Carvalho Pereira Fortini
O FIM DA EFICÁCIA DA MEDIDA PROVISÓRIA Nº 808 E AS DISPOSIÇÕES DA LEI 13.467/17

Renata Marra Toledo, advogada do "Carvalho Pereira, Rossi Escritórios Associados”
No dia 14 de novembro de 2017 foi editada a Medida Provisória nº 808, que teve por objeto a alteração de determinados artigos contidos na Lei 13.467/17, conhecida como Reforma Trabalhista.
O instituto da medida provisória é disciplinado pelo art. 62 da Constituição Federal, que dispõe: “Em caso de relevância e urgência, o Presidente da República poderá adotar medidas provisórias, com força de lei, devendo submetê-las de imediato ao Congresso Nacional”
Verifica-se, portanto, que as Medidas Provisórias consistem em espécies normativas e, considerado seu caráter de relevância e urgência, passam, após sua entrada em vigor, por processo de apreciação pelo Congresso Nacional para que sejam convertidas em lei, uma vez que não são leis propriamente ditas, mas apenas têm força de lei.
Assim, o §3º do Art. 62 nos informa que, caso as Medidas Provisórias não sejam convertidas em lei no prazo de sessenta dias – prazo este que pode ser prorrogado uma vez por igual período - perderão sua eficácia. Dessa forma, não sendo as Medidas Provisórias votadas no referido prazo, as disposições delas constantes deixam de ter aplicabilidade.
A Consolidação das Leis do Trabalho (CLT) sofreu alteração em 11 de novembro de 2017, com a entrada em vigor da Lei 13.467/17, conhecida como Reforma Trabalhista.
O texto da Reforma Trabalhista teve sua votação iniciada na Câmara dos Deputados e, quando de sua votação no Senado Federal, iniciou-se a discussão acerca da possibilidade de determinados artigos serem modificados.

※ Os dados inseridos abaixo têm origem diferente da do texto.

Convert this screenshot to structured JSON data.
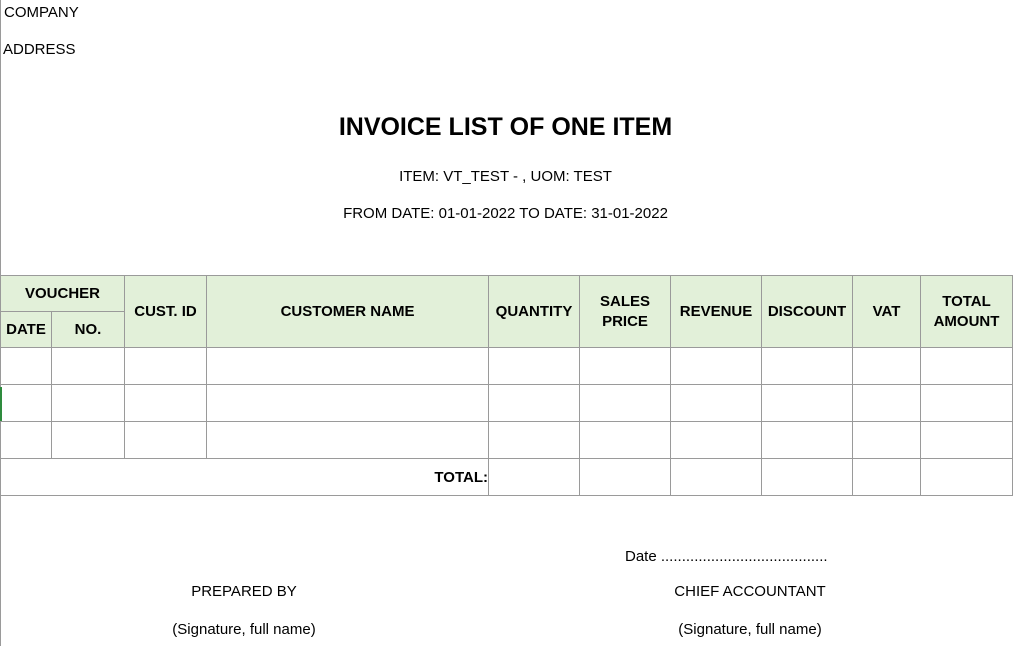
{
  "header": {
    "company": "COMPANY",
    "address": "ADDRESS",
    "title": "INVOICE LIST OF ONE ITEM",
    "item_line": "ITEM: VT_TEST - , UOM: TEST",
    "date_range": "FROM DATE: 01-01-2022 TO DATE: 31-01-2022"
  },
  "table": {
    "voucher": "VOUCHER",
    "date": "DATE",
    "no": "NO.",
    "cust_id": "CUST. ID",
    "customer_name": "CUSTOMER NAME",
    "quantity": "QUANTITY",
    "sales_price": "SALES PRICE",
    "revenue": "REVENUE",
    "discount": "DISCOUNT",
    "vat": "VAT",
    "total_amount": "TOTAL AMOUNT",
    "total_label": "TOTAL:"
  },
  "footer": {
    "date_line": "Date ........................................",
    "prepared_by": "PREPARED BY",
    "chief_accountant": "CHIEF ACCOUNTANT",
    "signature_left": "(Signature, full name)",
    "signature_right": "(Signature, full name)"
  }
}
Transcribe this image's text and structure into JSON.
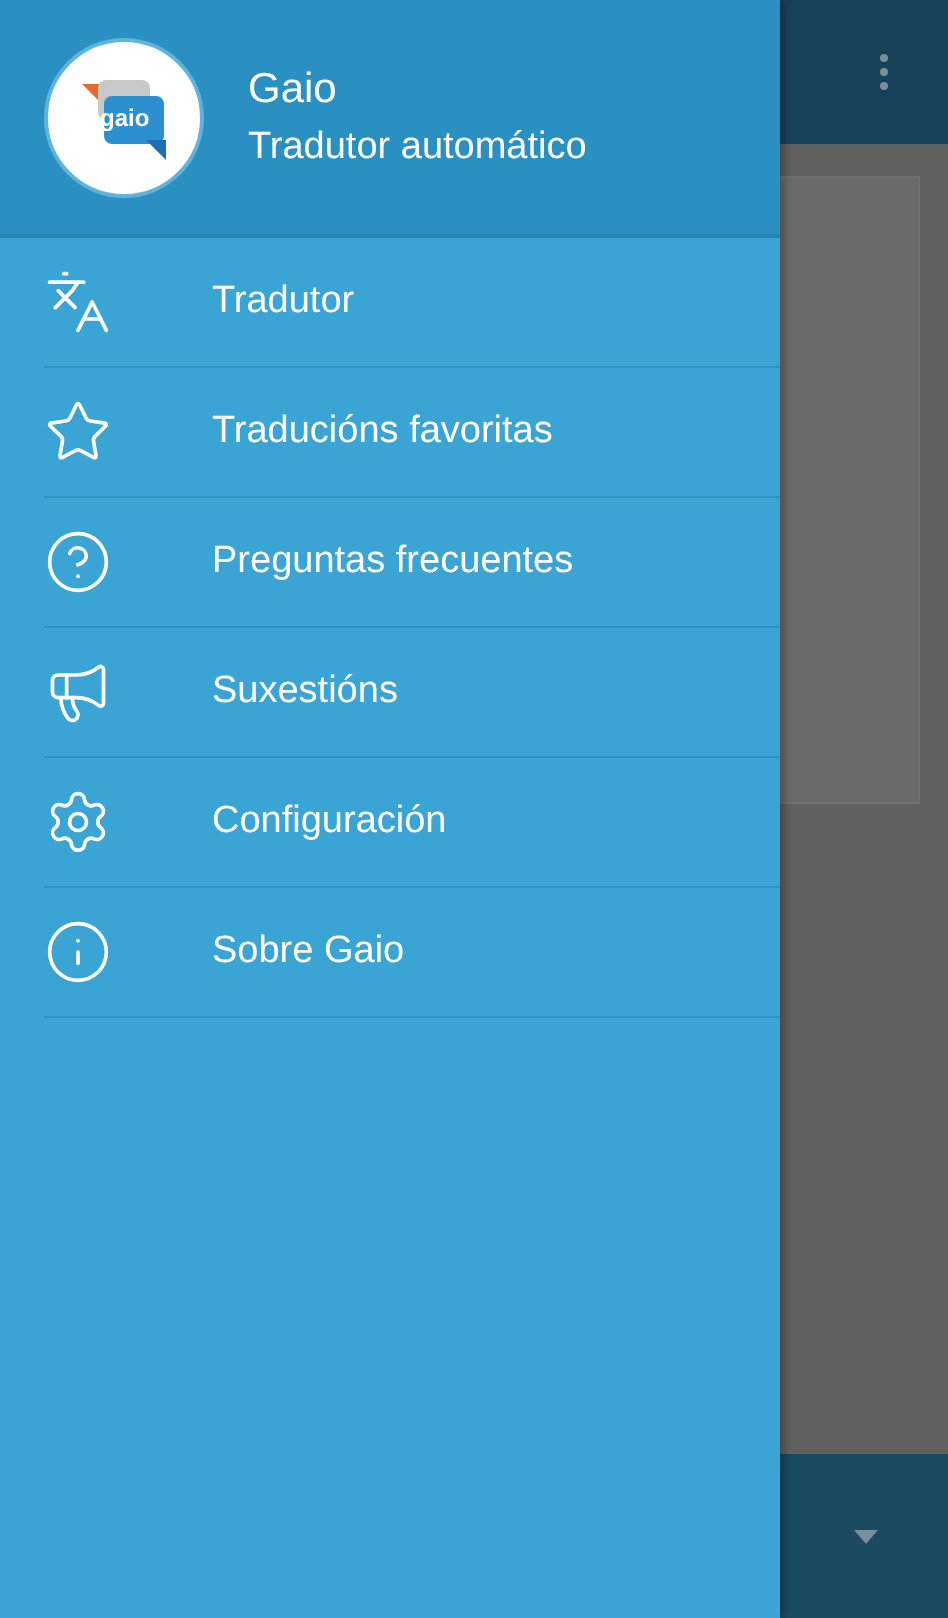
{
  "drawer": {
    "app_name": "Gaio",
    "subtitle": "Tradutor automático",
    "logo_text": "gaio",
    "items": [
      {
        "kind": "translate",
        "label": "Tradutor"
      },
      {
        "kind": "star",
        "label": "Traducións favoritas"
      },
      {
        "kind": "help",
        "label": "Preguntas frecuentes"
      },
      {
        "kind": "megaphone",
        "label": "Suxestións"
      },
      {
        "kind": "settings",
        "label": "Configuración"
      },
      {
        "kind": "info",
        "label": "Sobre Gaio"
      }
    ]
  }
}
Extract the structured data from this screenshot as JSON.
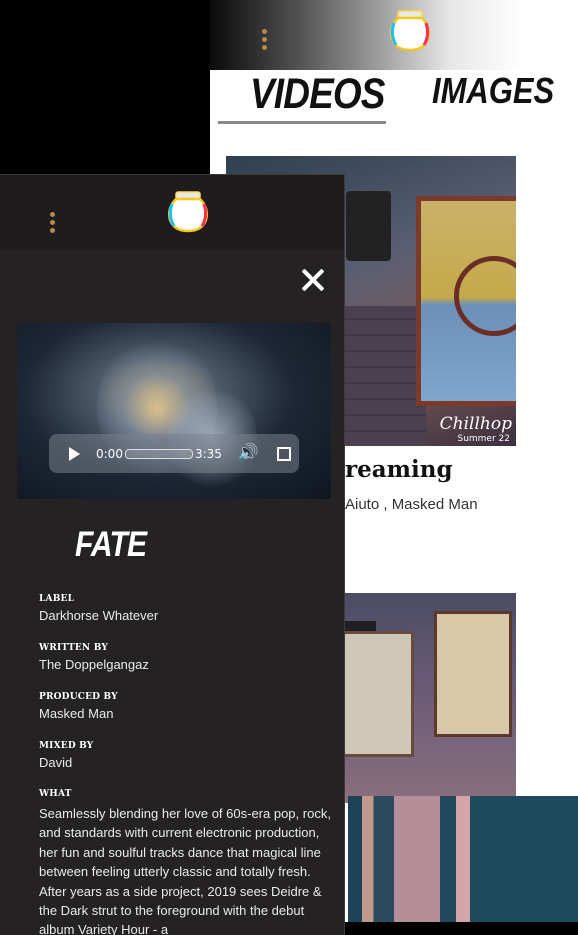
{
  "background_page": {
    "tabs": [
      {
        "label": "VIDEOS",
        "active": true
      },
      {
        "label": "IMAGES",
        "active": false
      }
    ],
    "card1": {
      "title_visible": "reaming",
      "artists_visible": "Aiuto , Masked Man",
      "art_brand": "Chillhop",
      "art_sub": "Summer 22"
    }
  },
  "player": {
    "current_time": "0:00",
    "duration": "3:35",
    "song_title": "FATE",
    "fields": [
      {
        "label": "LABEL",
        "value": "Darkhorse Whatever"
      },
      {
        "label": "WRITTEN BY",
        "value": "The Doppelgangaz"
      },
      {
        "label": "PRODUCED BY",
        "value": "Masked Man"
      },
      {
        "label": "MIXED BY",
        "value": "David"
      }
    ],
    "what_label": "WHAT",
    "what_text": "Seamlessly blending her love of 60s-era pop, rock, and standards with current electronic production, her fun and soulful tracks dance that magical line between feeling utterly classic and totally fresh. After years as a side project, 2019 sees Deidre & the Dark strut to the foreground with the debut album Variety Hour - a"
  },
  "icons": {
    "menu": "kebab-menu-icon",
    "logo": "fishbowl-logo",
    "close": "close-icon",
    "play": "play-icon",
    "volume": "volume-icon",
    "fullscreen": "fullscreen-icon"
  },
  "colors": {
    "panel_bg": "#252223",
    "menu_dots": "#b8894b",
    "accent_text": "#ffffff"
  }
}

Ocorre que, conforme dispõe a Constituição Federal em seu artigo 65, parágrafo único, caso o projeto de lei seja emendado pela Casa Revisora, que no caso é o Senado Federal, deverá ser submetido novamente à Casa Iniciadora, no caso, a Câmara dos Deputados, o que atrasaria a entrada em vigor da lei.
Assim, por meio de acordo formulado entre o Governo Federal e o Senado, não houve alteração do texto da Reforma Trabalhista e, para a regulação das questões objeto de discussão no Senado Federal, foi editada a Medida Provisória nº 808.
A Medida Provisória nº 808 entrou em vigor no dia 14 de novembro de 2017, alterando diversos dispositivos constantes da Lei 13.467/17.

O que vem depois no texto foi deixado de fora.